At ERCP, cholangiography confirmed a right posterior duct inserting into the common hepatic duct with an associated stricture. No mucosal evidence of malignancy was noted on cholangioscopy, and biopsies from the stricture were benign. Despite dilatation and stenting of the stricture, the patient continued experiencing symptoms and underwent a right posterior segmental liver resection. Final pathology revealed focal active cholangitis and secondary biliary fibrosis.
Figure 1. Cholangiography demonstrating sectoral bile ducts. An aberrant right posterior duct is seen to insert separately into the common hepatic duct, adjacent to the cystic duct, with an associated stricture (block arrow).
Management of biliary strictures involves a cross-specialty approach, with high-quality non-invasive imaging and discussions on endoscopic and surgical management.

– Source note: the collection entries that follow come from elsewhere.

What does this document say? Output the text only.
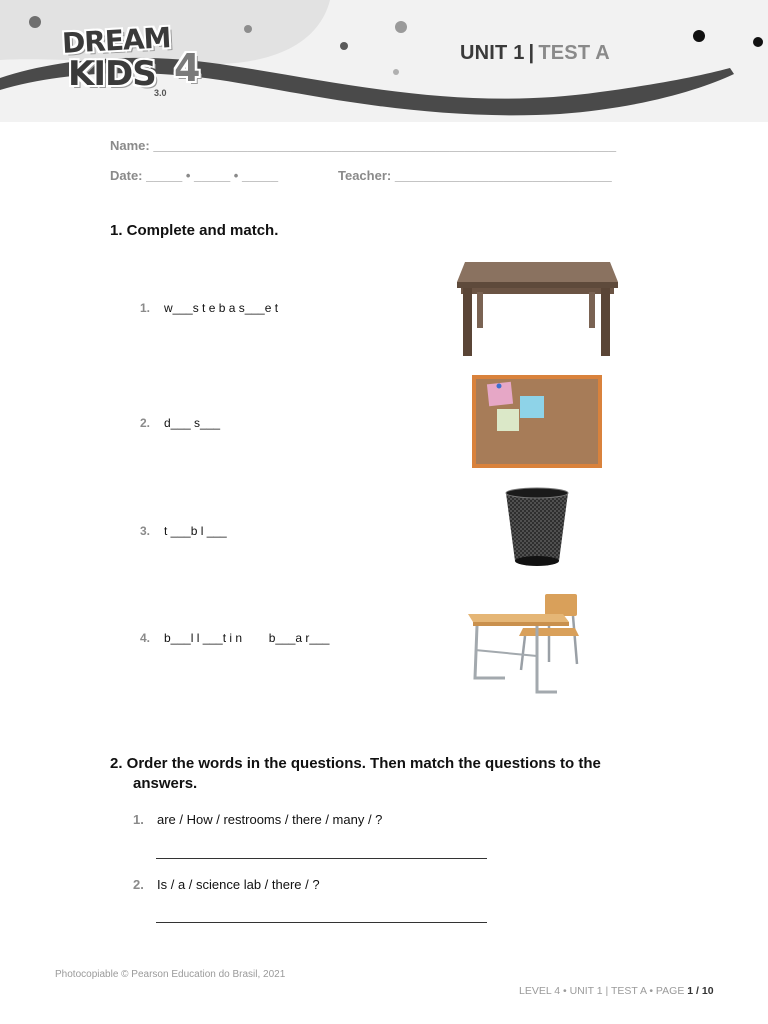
DREAM
KIDS 4
3.0
UNIT 1 | TEST A
Name: ________________________________________________________________
Date: _____ • _____ • _____	Teacher: ______________________________
1. Complete and match.
1. w___s t e b a s___e t
2. d___ s___
3. t ___b l ___
4. b___l l ___t i n        b___a r___
2. Order the words in the questions. Then match the questions to the
answers.
1. are / How / restrooms / there / many / ?
2. Is / a / science lab / there / ?
Photocopiable © Pearson Education do Brasil, 2021
LEVEL 4 • UNIT 1 | TEST A • PAGE 1 / 10
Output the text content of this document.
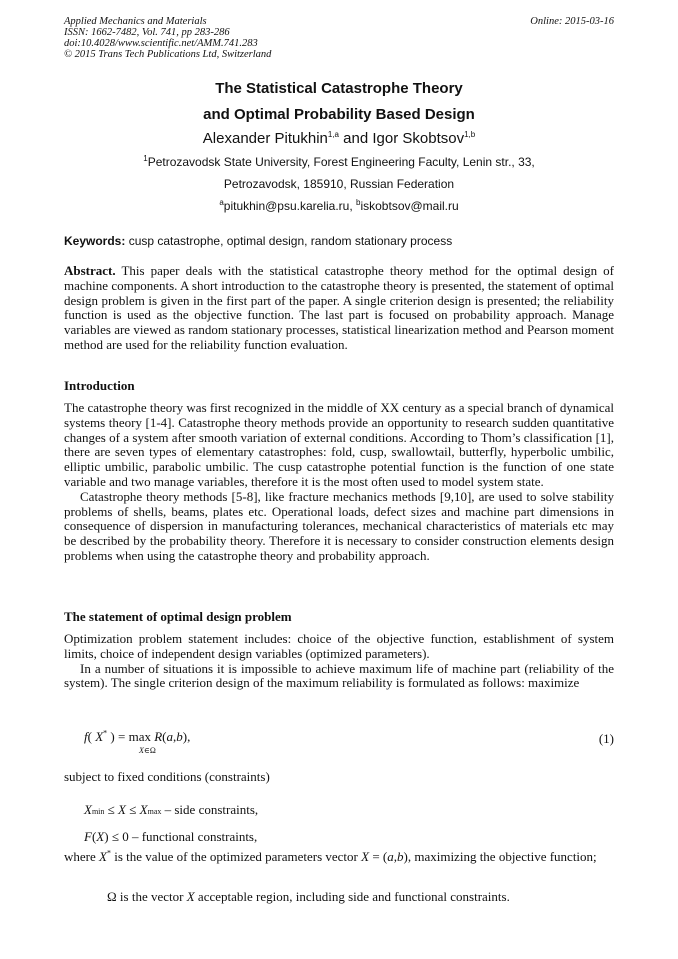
Applied Mechanics and Materials
ISSN: 1662-7482, Vol. 741, pp 283-286
doi:10.4028/www.scientific.net/AMM.741.283
© 2015 Trans Tech Publications Ltd, Switzerland
Online: 2015-03-16
The Statistical Catastrophe Theory
and Optimal Probability Based Design
Alexander Pitukhin$^{1,a}$ and Igor Skobtsov$^{1,b}$
$^1$Petrozavodsk State University, Forest Engineering Faculty, Lenin str., 33,
Petrozavodsk, 185910, Russian Federation
$^a$pitukhin@psu.karelia.ru, $^b$iskobtsov@mail.ru
Keywords: cusp catastrophe, optimal design, random stationary process

Abstract. This paper deals with the statistical catastrophe theory method for the optimal design of machine components. A short introduction to the catastrophe theory is presented, the statement of optimal design problem is given in the first part of the paper. A single criterion design is presented; the reliability function is used as the objective function. The last part is focused on probability approach. Manage variables are viewed as random stationary processes, statistical linearization method and Pearson moment method are used for the reliability function evaluation.

Introduction

The catastrophe theory was first recognized in the middle of XX century as a special branch of dynamical systems theory [1-4]. Catastrophe theory methods provide an opportunity to research sudden quantitative changes of a system after smooth variation of external conditions. According to Thom’s classification [1], there are seven types of elementary catastrophes: fold, cusp, swallowtail, butterfly, hyperbolic umbilic, elliptic umbilic, parabolic umbilic. The cusp catastrophe potential function is the function of one state variable and two manage variables, therefore it is the most often used to model system state.

Catastrophe theory methods [5-8], like fracture mechanics methods [9,10], are used to solve stability problems of shells, beams, plates etc. Operational loads, defect sizes and machine part dimensions in consequence of dispersion in manufacturing tolerances, mechanical characteristics of materials etc may be described by the probability theory. Therefore it is necessary to consider construction elements design problems when using the catastrophe theory and probability approach.

The statement of optimal design problem

Optimization problem statement includes: choice of the objective function, establishment of system limits, choice of independent design variables (optimized parameters).

In a number of situations it is impossible to achieve maximum life of machine part (reliability of the system). The single criterion design of the maximum reliability is formulated as follows: maximize

f( X* ) = max R(a,b),
X∈Ω
(1)
subject to fixed conditions (constraints)
Xmin ≤ X ≤ Xmax – side constraints,
F(X) ≤ 0 – functional constraints,

where X* is the value of the optimized parameters vector X = (a,b), maximizing the objective function;

Ω is the vector X acceptable region, including side and functional constraints.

Although laparoscopic bile duct injuries are common, long term management in a symptomatic patient involves endoscopic and surgical management strategies. In this particular case, the exclusion of malignancy was important to plan surgical therapy. Cholangioscopy provided an opportunity to make an endoscopic and tissue diagnosis.
Cholangioscopy is an important tool for evaluating a complex biliary stricture and should be part of an endoscopist’s toolkit.